Sri Mulyani: Efisiensi Anggaran Rp306,69 T Justru Dongkrak Ekonomi
JAKARTA, Bursa.NusantaraOfficial.com – Menteri Keuangan Sri Mulyani Indrawati menegaskan bahwa kebijakan penghematan anggaran Rp306,69 triliun pada APBN 2025 tidak akan menghambat pertumbuhan ekonomi.
Alih-alih memangkas belanja negara, dana hasil efisiensi justru dialihkan ke program prioritas dengan dampak ganda (multiplier effect) tinggi. Simak analisis kebijakan ini!
Inpres 1/2025: Efisiensi Rp306,69 T untuk Refocusing APBN
Berdasarkan Instruksi Presiden Nomor 1 Tahun 2025, pemerintah melakukan efisiensi anggaran senilai Rp306,69 triliun, terdiri dari:
- Rp256,1 triliun dari belanja Kementerian/Lembaga (K/L).
- Rp50,5 triliun dari transfer ke daerah.

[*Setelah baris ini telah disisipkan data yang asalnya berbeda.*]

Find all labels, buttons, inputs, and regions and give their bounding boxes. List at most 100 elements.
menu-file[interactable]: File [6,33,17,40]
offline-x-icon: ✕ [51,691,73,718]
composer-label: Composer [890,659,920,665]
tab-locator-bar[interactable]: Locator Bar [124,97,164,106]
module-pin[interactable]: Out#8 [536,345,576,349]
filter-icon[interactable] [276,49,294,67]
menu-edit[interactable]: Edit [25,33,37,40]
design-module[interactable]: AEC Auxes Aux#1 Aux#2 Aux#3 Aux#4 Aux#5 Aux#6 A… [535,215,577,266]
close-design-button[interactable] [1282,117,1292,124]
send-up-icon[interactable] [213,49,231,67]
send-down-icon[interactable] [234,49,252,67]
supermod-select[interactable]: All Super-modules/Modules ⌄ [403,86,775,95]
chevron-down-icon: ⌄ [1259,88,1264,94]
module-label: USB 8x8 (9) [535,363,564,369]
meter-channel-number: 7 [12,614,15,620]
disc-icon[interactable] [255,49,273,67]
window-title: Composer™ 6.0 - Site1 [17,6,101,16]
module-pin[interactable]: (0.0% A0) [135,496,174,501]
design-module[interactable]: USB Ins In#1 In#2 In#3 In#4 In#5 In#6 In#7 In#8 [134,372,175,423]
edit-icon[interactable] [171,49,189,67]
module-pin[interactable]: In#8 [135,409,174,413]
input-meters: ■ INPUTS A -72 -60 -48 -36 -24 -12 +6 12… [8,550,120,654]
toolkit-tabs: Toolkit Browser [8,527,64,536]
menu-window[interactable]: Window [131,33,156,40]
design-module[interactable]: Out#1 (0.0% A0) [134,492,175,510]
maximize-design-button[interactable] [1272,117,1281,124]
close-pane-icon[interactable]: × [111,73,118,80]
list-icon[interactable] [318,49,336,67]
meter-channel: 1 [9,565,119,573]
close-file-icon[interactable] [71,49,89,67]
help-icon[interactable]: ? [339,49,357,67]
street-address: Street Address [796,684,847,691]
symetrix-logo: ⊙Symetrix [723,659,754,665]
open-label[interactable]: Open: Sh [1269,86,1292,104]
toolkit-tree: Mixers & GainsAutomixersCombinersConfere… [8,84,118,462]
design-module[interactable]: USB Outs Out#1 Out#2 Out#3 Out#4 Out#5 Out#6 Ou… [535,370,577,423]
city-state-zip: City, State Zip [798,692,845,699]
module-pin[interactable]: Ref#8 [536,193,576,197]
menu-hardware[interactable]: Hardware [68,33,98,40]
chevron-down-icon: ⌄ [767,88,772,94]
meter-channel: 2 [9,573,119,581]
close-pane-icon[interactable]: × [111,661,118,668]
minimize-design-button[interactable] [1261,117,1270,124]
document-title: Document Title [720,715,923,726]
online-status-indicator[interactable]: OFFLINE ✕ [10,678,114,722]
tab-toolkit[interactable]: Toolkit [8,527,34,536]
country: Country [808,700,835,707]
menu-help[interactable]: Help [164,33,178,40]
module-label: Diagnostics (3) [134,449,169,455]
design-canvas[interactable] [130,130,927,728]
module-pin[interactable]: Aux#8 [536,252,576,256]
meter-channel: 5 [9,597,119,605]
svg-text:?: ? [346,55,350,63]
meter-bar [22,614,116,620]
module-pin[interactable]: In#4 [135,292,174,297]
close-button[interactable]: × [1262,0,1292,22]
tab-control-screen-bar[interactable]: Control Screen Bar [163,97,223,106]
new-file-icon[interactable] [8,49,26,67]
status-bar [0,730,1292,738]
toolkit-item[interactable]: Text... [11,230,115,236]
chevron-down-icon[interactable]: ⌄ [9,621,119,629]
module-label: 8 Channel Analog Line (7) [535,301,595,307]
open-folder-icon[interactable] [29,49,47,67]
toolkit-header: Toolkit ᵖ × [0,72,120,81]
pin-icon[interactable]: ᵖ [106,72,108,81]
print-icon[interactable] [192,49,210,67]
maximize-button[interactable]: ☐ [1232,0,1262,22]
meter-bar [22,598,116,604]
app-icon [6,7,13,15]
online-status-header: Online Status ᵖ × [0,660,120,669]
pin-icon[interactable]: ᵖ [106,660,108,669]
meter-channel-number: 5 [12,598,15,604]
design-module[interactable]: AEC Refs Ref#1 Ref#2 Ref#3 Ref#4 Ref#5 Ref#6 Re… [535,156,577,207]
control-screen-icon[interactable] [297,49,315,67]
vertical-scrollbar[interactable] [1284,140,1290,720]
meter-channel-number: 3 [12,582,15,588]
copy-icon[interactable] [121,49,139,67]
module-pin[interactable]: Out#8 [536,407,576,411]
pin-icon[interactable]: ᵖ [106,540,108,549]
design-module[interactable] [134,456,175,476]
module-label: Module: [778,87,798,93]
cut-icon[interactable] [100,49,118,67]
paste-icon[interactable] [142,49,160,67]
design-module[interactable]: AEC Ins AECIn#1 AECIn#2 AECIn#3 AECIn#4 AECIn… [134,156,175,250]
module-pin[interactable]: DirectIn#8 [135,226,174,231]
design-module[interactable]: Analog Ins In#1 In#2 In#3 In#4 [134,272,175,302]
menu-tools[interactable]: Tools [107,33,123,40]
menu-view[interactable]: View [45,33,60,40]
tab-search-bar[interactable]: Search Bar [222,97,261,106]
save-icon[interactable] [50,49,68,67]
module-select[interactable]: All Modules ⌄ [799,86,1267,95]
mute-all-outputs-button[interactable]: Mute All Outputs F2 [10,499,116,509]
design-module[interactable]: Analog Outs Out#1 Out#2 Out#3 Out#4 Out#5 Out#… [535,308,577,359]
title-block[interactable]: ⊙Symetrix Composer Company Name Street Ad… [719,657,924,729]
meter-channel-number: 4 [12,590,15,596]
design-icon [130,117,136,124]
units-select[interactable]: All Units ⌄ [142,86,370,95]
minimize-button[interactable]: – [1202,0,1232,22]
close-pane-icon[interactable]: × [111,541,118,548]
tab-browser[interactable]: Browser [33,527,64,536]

Sri Mulyani menekankan bahwa total belanja negara tetap dipertahankan di angka Rp3.621,3 triliun. “Ini bukan pengurangan, tapi refocusing. Dana dialihkan ke program yang berdampak besar,” ujarnya dalam konferensi pers di Gedung DPR, Jumat (14/2/2025).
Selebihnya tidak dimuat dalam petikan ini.